Près de la moitié des produits de la mer provenant d’épiceries et de restaurants canadiens pourraient bien être « mal identifiés », révèle une enquête parue mercredi. L’organisme derrière cette étude appelle Ottawa à créer un système de traçabilité « du navire à l’assiette ».

Henri Ouellette-Vézina
Henri Ouellette-Vézina La Presse

« Le Canada est encore aux prises avec un problème de fraude généralisée en matière de produits de la mer, ce qui menace les Canadiens, les pêcheurs honnêtes, les écosystèmes marins et notre économie des produits de la mer », plaide le groupe Oceana Canada, organisation caritative qui a pour mission de restaurer la richesse des océans au pays.

L’organisme dit avoir « réexaminé » ces derniers mois la distribution des produits de la mer dans quatre villes canadiennes, soit Montréal, Toronto, Ottawa et Halifax. Résultat : 43 des 94 échantillons examinés dans ces différentes villes étaient « mal identifiés », soit 46 %.

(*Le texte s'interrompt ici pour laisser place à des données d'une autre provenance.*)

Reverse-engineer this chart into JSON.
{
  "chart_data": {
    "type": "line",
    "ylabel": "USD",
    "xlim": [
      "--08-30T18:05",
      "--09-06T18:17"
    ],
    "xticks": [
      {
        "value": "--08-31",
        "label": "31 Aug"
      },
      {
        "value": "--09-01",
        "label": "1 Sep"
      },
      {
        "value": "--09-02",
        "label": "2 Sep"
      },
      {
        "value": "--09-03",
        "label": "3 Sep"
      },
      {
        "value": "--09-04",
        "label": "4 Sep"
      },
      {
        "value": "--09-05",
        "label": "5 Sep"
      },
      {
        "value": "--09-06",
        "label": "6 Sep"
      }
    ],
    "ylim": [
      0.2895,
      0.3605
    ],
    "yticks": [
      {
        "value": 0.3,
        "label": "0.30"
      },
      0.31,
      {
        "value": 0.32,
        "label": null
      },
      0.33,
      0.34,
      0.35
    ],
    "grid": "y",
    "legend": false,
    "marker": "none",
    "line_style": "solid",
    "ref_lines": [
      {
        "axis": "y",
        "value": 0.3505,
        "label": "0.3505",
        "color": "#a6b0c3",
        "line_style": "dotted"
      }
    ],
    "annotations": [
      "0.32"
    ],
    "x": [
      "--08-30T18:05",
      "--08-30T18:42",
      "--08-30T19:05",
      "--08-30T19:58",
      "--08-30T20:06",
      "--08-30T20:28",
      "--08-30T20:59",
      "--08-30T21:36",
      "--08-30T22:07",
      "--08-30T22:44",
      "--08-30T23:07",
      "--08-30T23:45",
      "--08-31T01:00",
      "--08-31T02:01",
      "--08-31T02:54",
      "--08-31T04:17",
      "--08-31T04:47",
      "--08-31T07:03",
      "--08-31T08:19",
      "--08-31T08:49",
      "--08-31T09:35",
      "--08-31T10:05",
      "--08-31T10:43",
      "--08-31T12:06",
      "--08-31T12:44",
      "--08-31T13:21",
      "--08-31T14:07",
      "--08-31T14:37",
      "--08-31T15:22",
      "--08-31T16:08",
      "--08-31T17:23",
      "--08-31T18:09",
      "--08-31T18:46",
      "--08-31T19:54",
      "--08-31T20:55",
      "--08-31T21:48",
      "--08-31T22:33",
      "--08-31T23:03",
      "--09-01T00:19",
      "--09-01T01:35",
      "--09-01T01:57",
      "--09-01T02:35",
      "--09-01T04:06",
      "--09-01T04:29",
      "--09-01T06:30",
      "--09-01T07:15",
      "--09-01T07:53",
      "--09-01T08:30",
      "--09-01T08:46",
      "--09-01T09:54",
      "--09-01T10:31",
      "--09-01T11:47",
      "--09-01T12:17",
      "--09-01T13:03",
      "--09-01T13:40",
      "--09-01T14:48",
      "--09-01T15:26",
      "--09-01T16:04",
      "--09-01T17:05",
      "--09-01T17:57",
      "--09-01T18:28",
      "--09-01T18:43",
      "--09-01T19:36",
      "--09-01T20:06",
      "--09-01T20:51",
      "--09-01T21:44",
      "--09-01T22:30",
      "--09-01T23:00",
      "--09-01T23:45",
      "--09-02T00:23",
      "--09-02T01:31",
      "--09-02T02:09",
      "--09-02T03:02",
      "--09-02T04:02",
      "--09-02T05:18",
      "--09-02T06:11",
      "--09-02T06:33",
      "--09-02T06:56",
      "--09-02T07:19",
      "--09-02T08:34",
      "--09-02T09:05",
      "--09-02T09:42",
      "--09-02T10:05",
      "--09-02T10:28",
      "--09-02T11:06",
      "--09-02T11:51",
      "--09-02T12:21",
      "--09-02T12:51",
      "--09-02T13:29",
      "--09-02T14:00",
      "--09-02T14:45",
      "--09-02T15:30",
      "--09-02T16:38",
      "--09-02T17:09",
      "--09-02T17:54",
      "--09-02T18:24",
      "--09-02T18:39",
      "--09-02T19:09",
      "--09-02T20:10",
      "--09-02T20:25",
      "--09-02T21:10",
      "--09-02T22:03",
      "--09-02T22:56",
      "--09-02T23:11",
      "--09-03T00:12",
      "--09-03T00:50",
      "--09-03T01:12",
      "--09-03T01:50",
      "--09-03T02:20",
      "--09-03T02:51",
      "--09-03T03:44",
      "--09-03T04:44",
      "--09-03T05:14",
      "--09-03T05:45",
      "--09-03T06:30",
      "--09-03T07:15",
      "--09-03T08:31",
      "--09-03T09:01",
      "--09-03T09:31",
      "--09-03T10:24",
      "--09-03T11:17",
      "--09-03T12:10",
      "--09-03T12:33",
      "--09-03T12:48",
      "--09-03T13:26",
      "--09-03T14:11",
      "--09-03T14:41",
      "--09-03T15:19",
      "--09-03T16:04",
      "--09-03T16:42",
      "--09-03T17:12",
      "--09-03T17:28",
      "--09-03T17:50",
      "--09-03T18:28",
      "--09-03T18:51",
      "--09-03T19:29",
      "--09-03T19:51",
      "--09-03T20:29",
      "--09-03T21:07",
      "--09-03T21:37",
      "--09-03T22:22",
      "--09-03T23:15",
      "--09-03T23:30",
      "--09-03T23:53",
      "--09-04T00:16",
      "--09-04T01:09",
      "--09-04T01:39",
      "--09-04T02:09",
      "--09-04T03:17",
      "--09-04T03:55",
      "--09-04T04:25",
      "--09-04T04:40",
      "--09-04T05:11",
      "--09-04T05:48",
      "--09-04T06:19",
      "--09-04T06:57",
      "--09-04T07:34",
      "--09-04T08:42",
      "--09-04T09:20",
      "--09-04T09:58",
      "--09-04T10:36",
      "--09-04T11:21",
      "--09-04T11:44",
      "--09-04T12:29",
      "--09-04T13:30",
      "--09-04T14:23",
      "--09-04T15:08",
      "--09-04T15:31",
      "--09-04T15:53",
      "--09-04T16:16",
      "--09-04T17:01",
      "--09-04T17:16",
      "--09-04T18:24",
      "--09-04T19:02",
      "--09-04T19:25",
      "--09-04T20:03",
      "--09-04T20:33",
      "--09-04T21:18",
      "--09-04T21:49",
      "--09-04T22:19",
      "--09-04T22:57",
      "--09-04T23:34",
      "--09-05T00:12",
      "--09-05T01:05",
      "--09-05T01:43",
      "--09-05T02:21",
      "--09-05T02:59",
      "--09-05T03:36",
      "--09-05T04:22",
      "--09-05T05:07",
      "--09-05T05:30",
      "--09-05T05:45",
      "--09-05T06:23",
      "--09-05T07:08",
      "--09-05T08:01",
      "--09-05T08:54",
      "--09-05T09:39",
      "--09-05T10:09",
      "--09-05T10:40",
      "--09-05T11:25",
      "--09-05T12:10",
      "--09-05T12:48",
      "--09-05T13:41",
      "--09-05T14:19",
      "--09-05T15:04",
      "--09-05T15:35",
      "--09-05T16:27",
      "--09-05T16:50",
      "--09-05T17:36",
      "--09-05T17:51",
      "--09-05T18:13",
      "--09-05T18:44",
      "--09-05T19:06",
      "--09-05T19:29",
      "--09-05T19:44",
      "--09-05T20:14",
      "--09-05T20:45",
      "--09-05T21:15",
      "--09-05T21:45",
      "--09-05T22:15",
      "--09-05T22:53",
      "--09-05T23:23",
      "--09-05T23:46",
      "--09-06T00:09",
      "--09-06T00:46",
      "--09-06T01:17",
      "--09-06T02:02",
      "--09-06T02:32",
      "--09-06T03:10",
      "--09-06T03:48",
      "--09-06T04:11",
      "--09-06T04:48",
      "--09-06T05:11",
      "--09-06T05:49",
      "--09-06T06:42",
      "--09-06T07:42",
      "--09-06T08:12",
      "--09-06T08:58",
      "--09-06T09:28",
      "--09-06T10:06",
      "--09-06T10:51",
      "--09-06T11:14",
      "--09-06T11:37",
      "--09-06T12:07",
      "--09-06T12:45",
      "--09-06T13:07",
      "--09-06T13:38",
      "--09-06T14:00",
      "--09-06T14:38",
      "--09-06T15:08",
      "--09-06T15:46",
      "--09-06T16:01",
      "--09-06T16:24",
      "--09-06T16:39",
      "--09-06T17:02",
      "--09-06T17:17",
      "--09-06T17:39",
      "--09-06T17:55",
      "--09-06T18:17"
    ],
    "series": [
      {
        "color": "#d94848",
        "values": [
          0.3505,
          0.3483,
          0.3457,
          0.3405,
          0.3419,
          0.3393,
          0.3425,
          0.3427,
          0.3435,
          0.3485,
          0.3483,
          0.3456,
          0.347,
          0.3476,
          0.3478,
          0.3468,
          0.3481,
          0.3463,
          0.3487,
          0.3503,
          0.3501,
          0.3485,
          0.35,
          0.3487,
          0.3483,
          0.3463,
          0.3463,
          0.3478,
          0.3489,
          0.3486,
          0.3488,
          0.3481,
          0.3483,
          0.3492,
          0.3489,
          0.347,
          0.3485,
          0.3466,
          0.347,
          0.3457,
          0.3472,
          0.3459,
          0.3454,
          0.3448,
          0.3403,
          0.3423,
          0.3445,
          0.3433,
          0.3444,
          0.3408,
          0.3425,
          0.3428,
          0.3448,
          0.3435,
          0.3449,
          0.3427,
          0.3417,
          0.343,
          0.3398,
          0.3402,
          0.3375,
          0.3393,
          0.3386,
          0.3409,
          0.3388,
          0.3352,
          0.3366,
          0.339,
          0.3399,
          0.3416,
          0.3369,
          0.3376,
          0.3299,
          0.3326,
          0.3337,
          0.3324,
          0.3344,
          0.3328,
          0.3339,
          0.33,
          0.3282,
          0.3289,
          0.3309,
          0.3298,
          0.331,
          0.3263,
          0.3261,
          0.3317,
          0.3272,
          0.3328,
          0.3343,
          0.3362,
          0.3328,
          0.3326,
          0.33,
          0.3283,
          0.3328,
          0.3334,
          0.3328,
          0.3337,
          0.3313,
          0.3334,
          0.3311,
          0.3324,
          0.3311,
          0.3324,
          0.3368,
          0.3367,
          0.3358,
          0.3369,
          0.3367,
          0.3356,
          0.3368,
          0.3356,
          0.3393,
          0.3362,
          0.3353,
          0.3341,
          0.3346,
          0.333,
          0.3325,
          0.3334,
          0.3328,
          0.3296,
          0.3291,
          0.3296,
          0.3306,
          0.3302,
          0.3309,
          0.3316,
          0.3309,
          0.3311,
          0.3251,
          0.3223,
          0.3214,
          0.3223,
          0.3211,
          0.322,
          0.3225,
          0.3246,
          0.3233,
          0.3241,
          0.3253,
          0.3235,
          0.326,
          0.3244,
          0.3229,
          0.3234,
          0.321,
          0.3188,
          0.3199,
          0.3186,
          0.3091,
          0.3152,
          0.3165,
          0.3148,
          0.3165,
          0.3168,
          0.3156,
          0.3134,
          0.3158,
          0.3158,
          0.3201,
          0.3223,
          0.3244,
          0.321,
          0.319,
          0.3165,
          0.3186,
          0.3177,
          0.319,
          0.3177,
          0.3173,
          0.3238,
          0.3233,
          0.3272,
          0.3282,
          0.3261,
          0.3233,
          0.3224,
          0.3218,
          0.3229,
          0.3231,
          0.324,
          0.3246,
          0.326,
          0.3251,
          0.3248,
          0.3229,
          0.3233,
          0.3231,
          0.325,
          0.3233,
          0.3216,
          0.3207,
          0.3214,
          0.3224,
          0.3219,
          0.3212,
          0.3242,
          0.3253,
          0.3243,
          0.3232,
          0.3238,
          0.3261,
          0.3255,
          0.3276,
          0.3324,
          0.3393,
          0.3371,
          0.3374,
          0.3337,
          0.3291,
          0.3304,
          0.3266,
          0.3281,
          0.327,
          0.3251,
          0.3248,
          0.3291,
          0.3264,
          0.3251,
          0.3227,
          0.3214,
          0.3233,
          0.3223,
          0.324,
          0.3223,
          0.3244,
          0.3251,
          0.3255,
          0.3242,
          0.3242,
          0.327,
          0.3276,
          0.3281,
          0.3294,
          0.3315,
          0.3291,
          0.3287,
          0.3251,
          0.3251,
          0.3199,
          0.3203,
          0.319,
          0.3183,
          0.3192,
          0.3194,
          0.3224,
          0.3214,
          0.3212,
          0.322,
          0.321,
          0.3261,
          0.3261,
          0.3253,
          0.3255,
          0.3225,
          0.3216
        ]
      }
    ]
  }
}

C’est à Montréal que le taux est le plus fort, soit 52 %, suivi d’Ottawa et de Toronto (50 %), puis de Halifax (32 %). Un produit de la mer « mal identifié » signifie que les renseignements affichés en milieu commercial sont inexacts.

L’étude révèle par exemple au moins 10 cas où « du stromaté ou du thon étaient en fait de l’escolier », un poisson gras qui peut provoquer « des symptômes gastro-intestinaux » comme de la diarrhée ou des vomissements. Sa vente est d’ailleurs interdite dans plusieurs pays.

« Une mauvaise identification, ça peut vouloir dire beaucoup de choses, par exemple un produit identifié comme sauvage qui est en réalité un produit d’élevage, ou un produit moins cher ou de moins bonne qualité que ce qui est indiqué. Ça peut aussi vouloir dire un produit issu de la pêche illégale », explique la responsable de campagne pour Oceana Canada, Sayara Thurston, en entrevue avec La Presse.

Entre 2017 et 2019, son organisme avait réalisé le même exercice sur plus de 470 échantillons ; cette première mouture de l’étude avait alors conclu à un taux de mauvaise identification très similaire, oscillant autour de 47 %. « Ça montre qu’il n’y a eu aucun changement dans la traçabilité de nos produits en quatre ans. Il faut des actions concrètes », rappelle Mme Thurston.

Un engagement à concrétiser

Oceana Canada déplore que le gouvernement libéral de Justin Trudeau n’ait toujours pas fourni à ce jour de « plan ou d’échéancier » quant à sa promesse de mettre en œuvre un système de traçabilité du « navire jusqu’à l’assiette du consommateur ».

« Ce qu’on demande, c’est de suivre les produits de leur point d’origine jusqu’aux acheteurs, avec des données électroniques qui permettent de documenter leur provenance. Actuellement, ça n’existe pas, au Canada », souligne à grands traits la porte-parole, qui souligne que l’Union européenne et les États-Unis ont chacun instauré un système de traçabilité, tandis que le Japon « est en train d’en élaborer un ».

À la veille d’une nouvelle campagne fédérale, elle invite ainsi tous les partis à se prononcer sur le sujet.

Qu’on soit à gauche ou à droite, personne n’a envie d’acheter un produit mal étiqueté ou vendu illégalement, voire qui nuit aux océans. Il faut vraiment qu’on se fixe une date pour mettre en place ce système.

Sayara Thurston, responsable de campagne pour Oceana Canada

En novembre 2020, Oceana Canada avait révélé dans un autre rapport que la faiblesse des normes de traçabilité des produits de la mer entraîne des pertes fiscales annuelles pouvant atteindre 93,8 millions, de même que jusqu’à 379 millions en pertes de revenus pour les travailleurs de l’industrie canadienne.

Chaque année, les Canadiens dépenseraient à leur insu jusqu’à 160 millions en produits de la mer issus de la pêche illégale, non réglementée et non déclarée. Oceana Canada espère qu’on améliorera les mesures de vérification de la traçabilité, comme l’identification de l’espèce par test d’ADN, et des mesures de contrôle prévoyant des pénalités assez importantes pour décourager la fraude.